This project explores information-theoretic ideas for solving model selection problems in Mathematical Finance. Typically, these problems consist in the specification of a diffusion measure, or more generally, a measure on path-space, which describes the future states of the market. The data used in the inversion consists of expected values of functionals, which correspond to observed prices of "benchmark" securities. This problem is studied from the point of view of partial differential equations and Monte-Carlo simulation. We focus on model selection criteria based on minimizing the Kullback-Leibler entropy distance between the unknown probability and a Bayesian prior. In the special case of diffusion processes, this leads to a constrained stochastic control problem that can be solved via Lagrange multipliers. In the case of Monte Carlo simulation, one must construct appropriate weighted measures, in a technique which is reminiscent of "importance sampling." These problems and their generalizations to non-linear constraints will be studied in a unified way using methods of Applied Mathematics and Numerical Analysis. The goal is to achieve a better understanding of the question of model selection in Financial Economics, which is crucial for the management of financial risk by quantitative methods.
Non-Technical Description
This research proposal deals with the pricing and hedging of complex financial instruments called derivative securities. The technology derived here, which is based on the mathematical fields of probability, statistics and numerical analysis, is used to develop accurate tools for pricing and managing complex financial instruments. The motivation for this research comes from the fact that quantitative finance offers many challenging mathematical and computer-related problems. This is a consequence of the so-called "globalization'' phenomenon that links different financial markets and economies throughout the world.
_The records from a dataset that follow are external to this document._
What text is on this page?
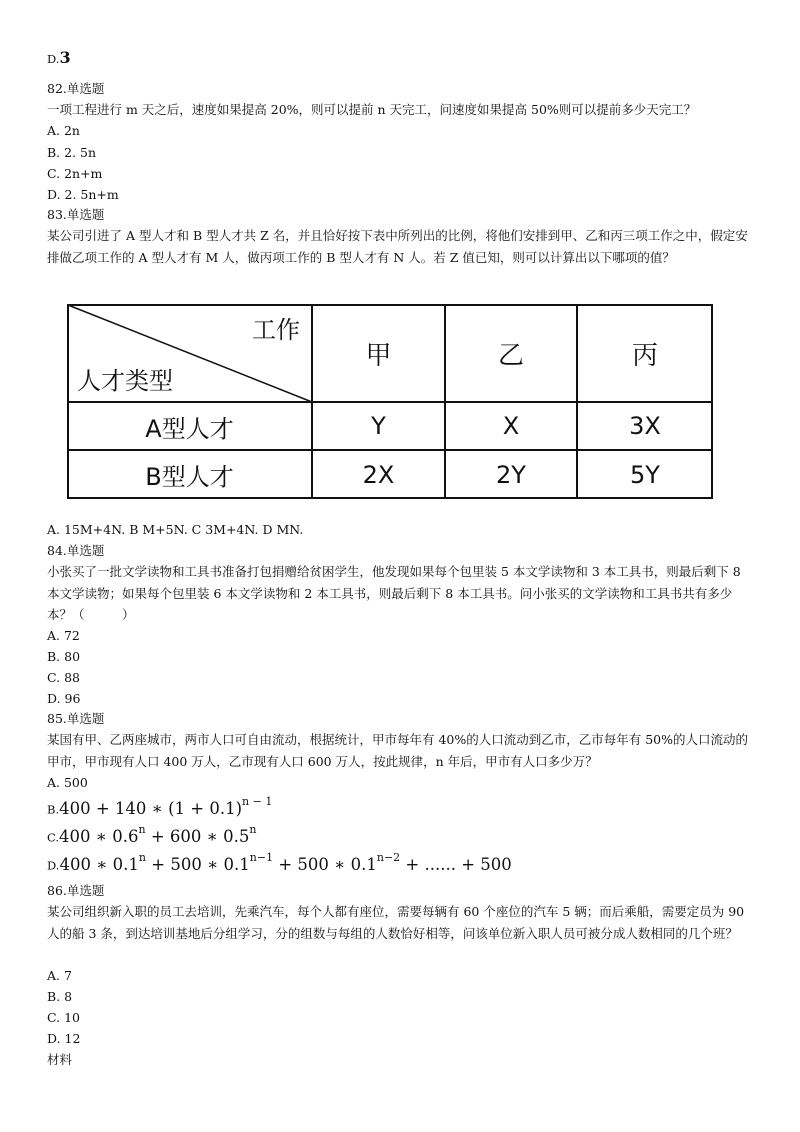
D.3
82.单选题
一项工程进行 m 天之后，速度如果提高 20%，则可以提前 n 天完工，问速度如果提高 50%则可以提前多少天完工？
A. 2n
B. 2. 5n
C. 2n+m
D. 2. 5n+m
83.单选题
某公司引进了 A 型人才和 B 型人才共 Z 名，并且恰好按下表中所列出的比例，将他们安排到甲、乙和丙三项工作之中，假定安排做乙项工作的 A 型人才有 M 人，做丙项工作的 B 型人才有 N 人。若 Z 值已知，则可以计算出以下哪项的值？
工作
人才类型
甲	乙	丙
A型人才	Y	X	3X
B型人才	2X	2Y	5Y
A. 15M+4N. B M+5N. C 3M+4N. D MN.
84.单选题
小张买了一批文学读物和工具书准备打包捐赠给贫困学生，他发现如果每个包里装 5 本文学读物和 3 本工具书，则最后剩下 8 本文学读物；如果每个包里装 6 本文学读物和 2 本工具书，则最后剩下 8 本工具书。问小张买的文学读物和工具书共有多少本？（　　　）
A. 72
B. 80
C. 88
D. 96
85.单选题
某国有甲、乙两座城市，两市人口可自由流动，根据统计，甲市每年有 40%的人口流动到乙市，乙市每年有 50%的人口流动的甲市，甲市现有人口 400 万人，乙市现有人口 600 万人，按此规律，n 年后，甲市有人口多少万？
A. 500
B.400 + 140 ∗ $(1 + 0.1)^{n - 1}$
C.400 ∗ $0.6^n + 600$ ∗ 0.5$^n$
D.400 ∗ $0.1^n + 500$ ∗ $0.1^{n-1} + 500$ ∗ $0.1^{n-2}$ + ...... + 500
86.单选题
某公司组织新入职的员工去培训，先乘汽车，每个人都有座位，需要每辆有 60 个座位的汽车 5 辆；而后乘船，需要定员为 90 人的船 3 条，到达培训基地后分组学习，分的组数与每组的人数恰好相等，问该单位新入职人员可被分成人数相同的几个班？
A. 7
B. 8
C. 10
D. 12
材料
The current proposal deals with new mathematical methods for fine-tuning these models. Our aim is to better understand how they work and how they represent financial risk. By bringing to bear robust statistical methods and powerful mathematical techniques, we expect to shed light on pricing and risk-management systems and to develop better models that can be shared with the financial industry. This is an important application of Mathematics to a new area of research: quantitative finance. The proposal is part of a greater effort at New York University's Courant Institute in the field of finance and markets. So far, we have been successful in training young scientists that enter the business arena with a unique set of professional skills. This suggests that such research is both directly and indirectly suitable in terms of the larger picture of the national economy.